Daily Archives: June 7, 2021

Charlie Chan at the Circus (1936)

*. “Charlie Chan . . . needs no recommendation. The films in which he appears are all genuine detective films as distinct from thrillers, they are always well-made and well-acted.” That’s the novelist Graham Greene in a review of Charlie Chan at the Circus that ran in The Spectator in 1936. Something to keep in mind when considering the split between high and low culture in the first half of the twentieth century.
*. In the featurette included with the DVD release of this movie a pair of film historians (Rush Glick and Courtney Joyner) describe the run of Charlie Chan movies that came out in 1936-37 (Charlie Chan at the Circus, at the Race Track, at the Opera, and at the Olympics) as when the series “hit full stride,” and that these four indeed were “the best of the Charlie Chans.” It’s not a judgment I’d want to argue with, not because I find myself in full agreement with it but because I think it would be splitting hairs. Were these movies really that different from what came before or after?
*. Still, if you are a Chan fan, like Greene, you’ll probably enjoy this. There’s lots going on, from the introduction of Charlie’s entire family to a raft of suspicious looking circus types. Ten minutes after it was over I couldn’t remember any of the basics, the plot being somewhat tangled, to put it mildly. Despite only being 72 minutes there’s a lot to keep track of. There are threatening letters, forged documents, an insurance policy, a co-owner of the circus who is in financial straits, a shifty snake-handler, a pair of little people trying to keep the show going, a snake deposited in Charlie’s sleeping compartment, a trapeze artist being shot from the sky, a gorilla running loose (twice), and Number One Son chasing after a contortionist and dressing up in drag.

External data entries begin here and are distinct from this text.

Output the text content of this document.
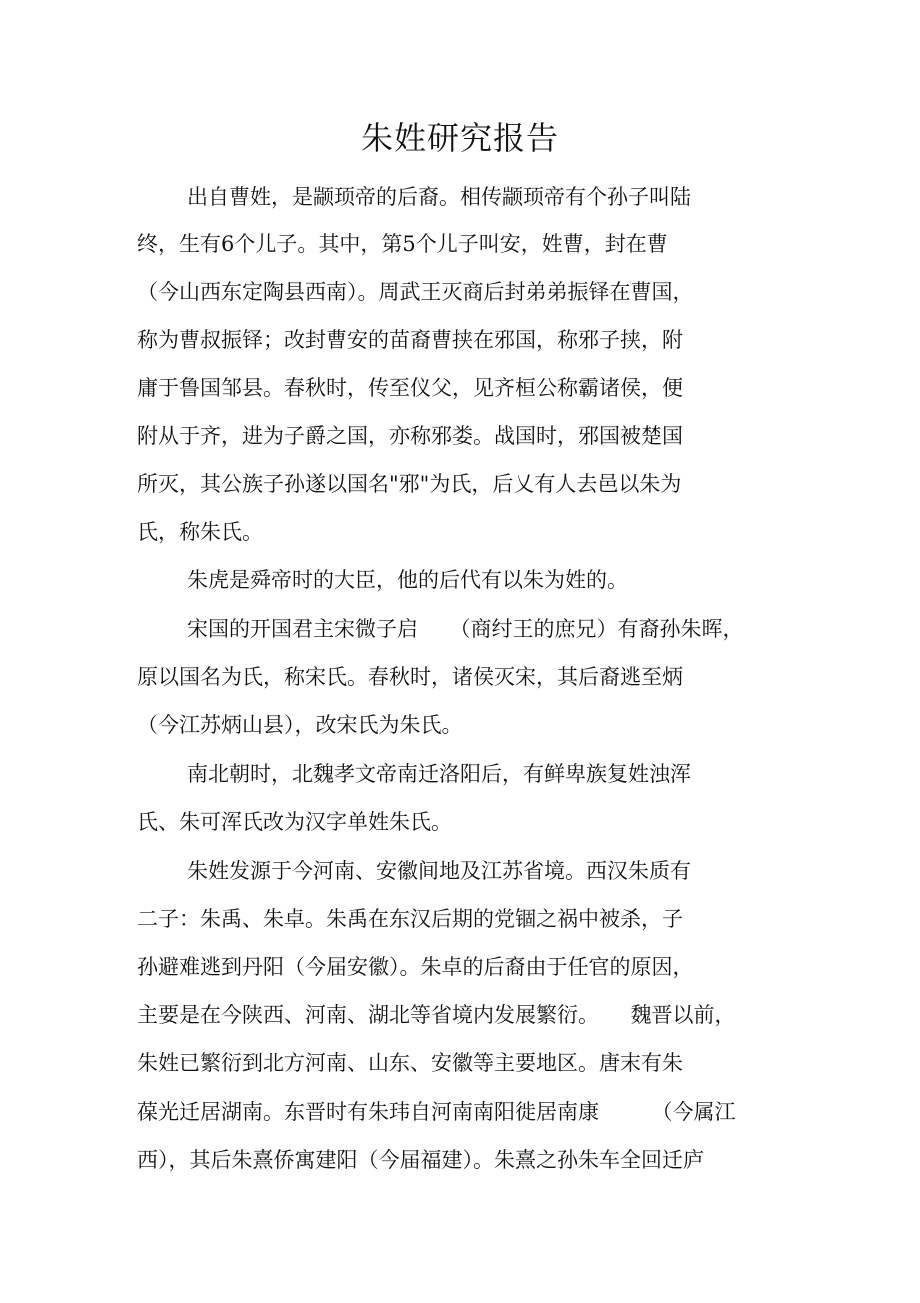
朱姓研究报告
出自曹姓，是颛顼帝的后裔。相传颛顼帝有个孙子叫陆
终，生有6个儿子。其中，第5个儿子叫安，姓曹，封在曹
（今山西东定陶县西南）。周武王灭商后封弟弟振铎在曹国，
称为曹叔振铎；改封曹安的苗裔曹挟在邪国，称邪子挟，附
庸于鲁国邹县。春秋时，传至仪父，见齐桓公称霸诸侯，便
附从于齐，进为子爵之国，亦称邪娄。战国时，邪国被楚国
所灭，其公族子孙遂以国名"邪"为氏，后乂有人去邑以朱为
氏，称朱氏。
朱虎是舜帝时的大臣，他的后代有以朱为姓的。
宋国的开国君主宋微子启　　（商纣王的庶兄）有裔孙朱晖，
原以国名为氏，称宋氏。春秋时，诸侯灭宋，其后裔逃至炳
（今江苏炳山县），改宋氏为朱氏。
南北朝时，北魏孝文帝南迁洛阳后，有鲜卑族复姓浊浑
氏、朱可浑氏改为汉字单姓朱氏。
朱姓发源于今河南、安徽间地及江苏省境。西汉朱质有
二子：朱禹、朱卓。朱禹在东汉后期的党锢之祸中被杀，子
孙避难逃到丹阳（今届安徽）。朱卓的后裔由于任官的原因，
主要是在今陕西、河南、湖北等省境内发展繁衍。　　魏晋以前，
朱姓已繁衍到北方河南、山东、安徽等主要地区。唐末有朱
葆光迁居湖南。东晋时有朱玮自河南南阳徙居南康　　　（今属江
西），其后朱熹侨寓建阳（今届福建）。朱熹之孙朱车全回迁庐
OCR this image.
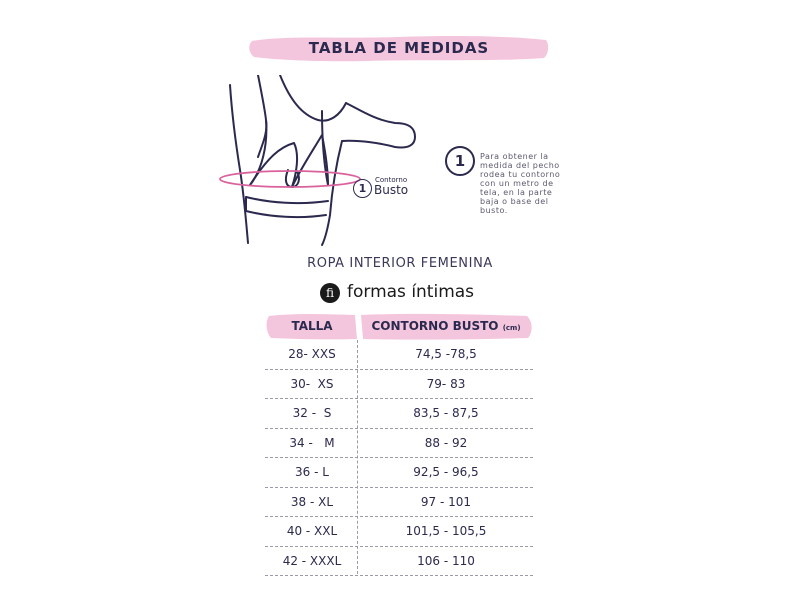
TABLA DE MEDIDAS
1
Contorno
Busto
1	Para obtener la medida del pecho rodea tu contorno con un metro de tela, en la parte baja o base del busto.
ROPA INTERIOR FEMENINA
fi formas íntimas
TALLA	CONTORNO BUSTO (cm)
28- XXS	74,5 -78,5
30-  XS	79- 83
32 -  S	83,5 - 87,5
34 -   M	88 - 92
36 - L	92,5 - 96,5
38 - XL	97 - 101
40 - XXL	101,5 - 105,5
42 - XXXL	106 - 110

*. The scene in drag has him pushing a pram with a little person (George Brasno) in it who is smoking a cigar. I wonder if that’s where they got the idea for Baby Herman puffing on a fat one in Who Framed Roger Rabbit.
*. Yes, this is a movie with a gorilla character in it. The gorilla’s name is Caesar, not to be confused with the chimp leader in the Planet of the Apes franchise. And he looks like most gorillas in movies of the time: like a guy in a gorilla suit. But it’s even worse. Because you suspend your disbelief, going along with the idea that Caesar is indeed a gorilla, but then you find out that sometimes he’s a gorilla and sometimes he actually is a guy in a gorilla suit! And nobody can tell the difference! Which is a hurdle that disbelief can’t be suspended above.
*. It’s familiar ground, to be sure. Things end with the same ruse or trap of luring the villain into revealing himself at the end, a device used in many of the other movies. Odd that the series went back to this same ending so many times, but I guess it works well enough.
*. As for the wisdom of Charlie Chan, the script is now so thick with aphorisms that he seems incapable of communicating in any other way. Most of these are tedious. “Silent witness sometimes speaks loudest.” “One grain of luck sometimes worth more than whole rice field of wisdom.” “Cannot tell where path lead until reach end of road.” “Man who seek trouble never find it far off.” “Question without answer like faraway water — no good for nearby fire.” I can’t say I feel enlightened by any of these. But then, man who seek enlightenment from Charlie Chan movie looking in wrong place.